Home loan rate changes and updates: January 2017
The RBA hasn’t changed the official cash rate since August 2016, but this hasn’t stopped lenders from making their own moves.
Following a multitude of changes in November and December that saw 29 lenders change variable rates, 46 lenders change fixed rates and many lenders make changes to both, the trend has continued into 2017. Six lenders were quick off the mark, making changes in the first week of 2017. This included AMP, who focused on increasing variable investor rates by 0.15%.
With a focus on fixed investor rates in the November/December changes, it seems lenders have moved onto variable rates. This month, variable rates increased by an average of 0.14% for both owner-occupiers and investors. AMP, Bankwest and Heritage Bank chose to only change investor products, while Suncorp opted to change only owner-occupier loans.
There has been an increased focus on investor loans since APRA cracked down on investor lending in July 2015, with many lenders choosing to change investor rates before moving on to owner-occupier rates. However, this year, lenders have chosen to increase both owner-occupier and investor rates at the same time.
Although variable rates were the first to change this month, most lenders also made changes to fixed rates as well, with an average increase of 0.16% across the 14 lenders who altered their fixed rates. There seemed to be a focus on 3- and 5-year fixed rates, with all 14 lenders increasing their 3-year rates and 85% increasing their 5-year rates. Only a handful increased all fixed rates, while Bank Australia, NAB and Virgin Money all chose to decrease a few fixed rate products.
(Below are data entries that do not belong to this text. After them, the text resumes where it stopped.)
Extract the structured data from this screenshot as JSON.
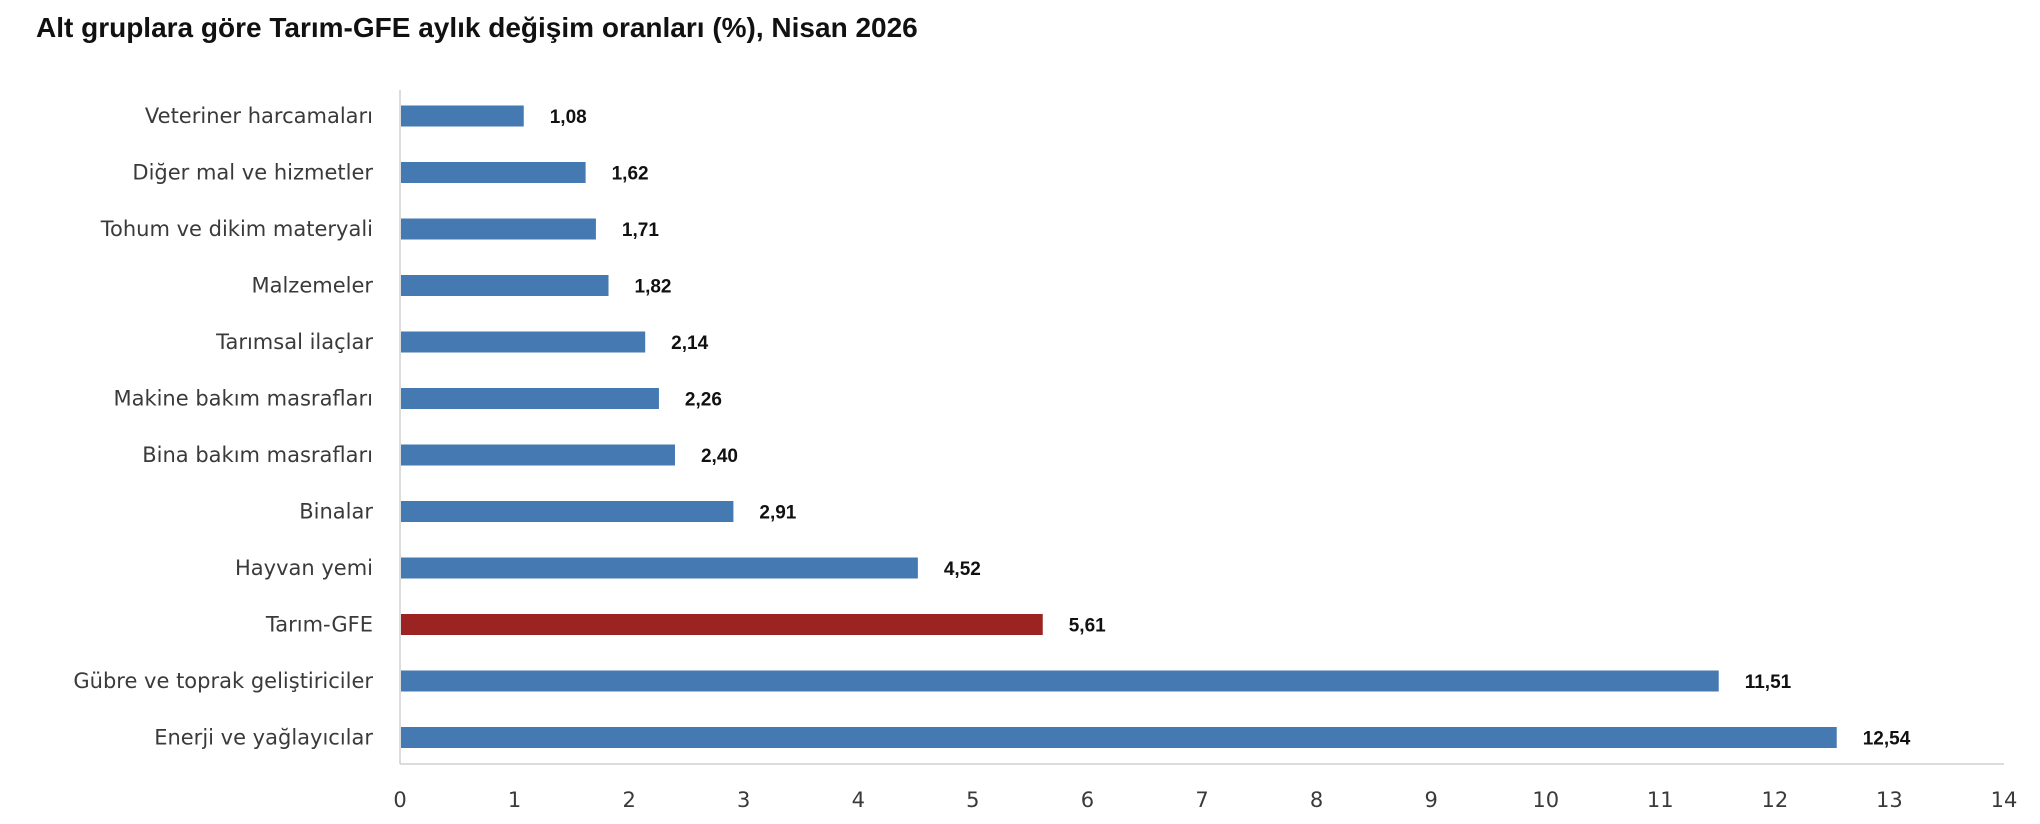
{
  "chart_data": {
    "type": "bar",
    "orientation": "horizontal",
    "title": "Alt gruplara göre Tarım-GFE aylık değişim oranları (%), Nisan 2026",
    "xlabel": "",
    "ylabel": "",
    "xlim": [
      0,
      14
    ],
    "xticks": [
      "0",
      "1",
      "2",
      "3",
      "4",
      "5",
      "6",
      "7",
      "8",
      "9",
      "10",
      "11",
      "12",
      "13",
      "14"
    ],
    "grid": false,
    "categories": [
      "Veteriner harcamaları",
      "Diğer mal ve hizmetler",
      "Tohum ve dikim materyali",
      "Malzemeler",
      "Tarımsal ilaçlar",
      "Makine bakım masrafları",
      "Bina bakım masrafları",
      "Binalar",
      "Hayvan yemi",
      "Tarım-GFE",
      "Gübre ve toprak geliştiriciler",
      "Enerji  ve yağlayıcılar"
    ],
    "values": [
      1.08,
      1.62,
      1.71,
      1.82,
      2.14,
      2.26,
      2.4,
      2.91,
      4.52,
      5.61,
      11.51,
      12.54
    ],
    "value_labels": [
      "1,08",
      "1,62",
      "1,71",
      "1,82",
      "2,14",
      "2,26",
      "2,40",
      "2,91",
      "4,52",
      "5,61",
      "11,51",
      "12,54"
    ],
    "colors": {
      "default": "#4479b2",
      "highlight": "#9b2423",
      "axis": "#d0d0d0"
    },
    "highlight_category": "Tarım-GFE"
  }
}
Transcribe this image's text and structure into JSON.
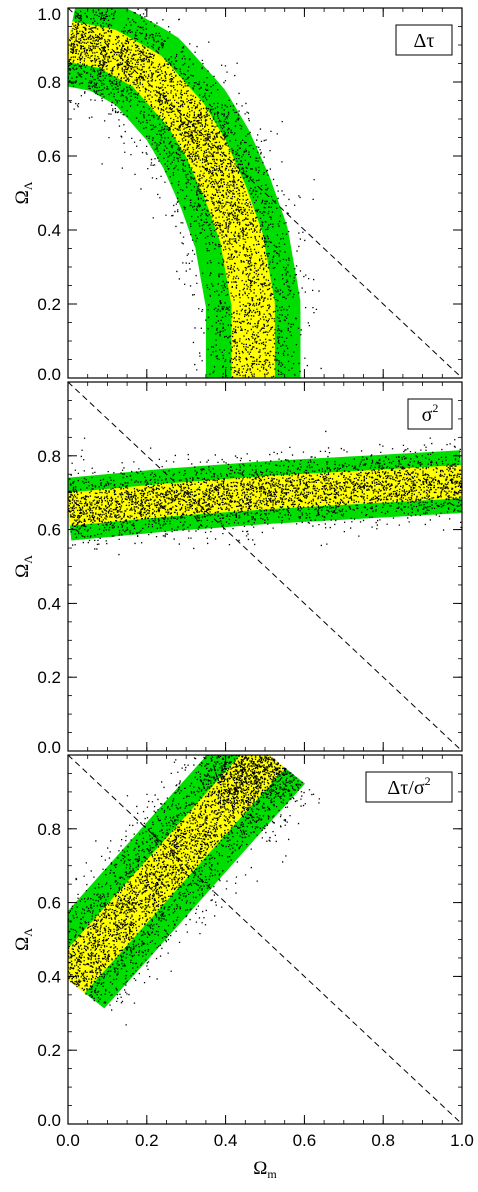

With all the changes that have been made this month, only two of the Big Four banks have moved. NAB increased its 2-, 3-, 4- and 5-year fixed rates for owner-occupiers and investors by up to 0.80% and decreased its 1-year fixed rate by 0.15%. ANZ increased its 2-, 3- and 4-year fixed rates by up to 0.40% and decreased its Variable Breakfree Package Home Loan for both owner-occupiers and investors by 0.20-0.23%.
With experts expecting increases to the cash rate not far off the horizon it will be interesting to see what, if any, effect a change by the RBA will have on the rates available to customers, as lenders continue to change rates independently of the RBA.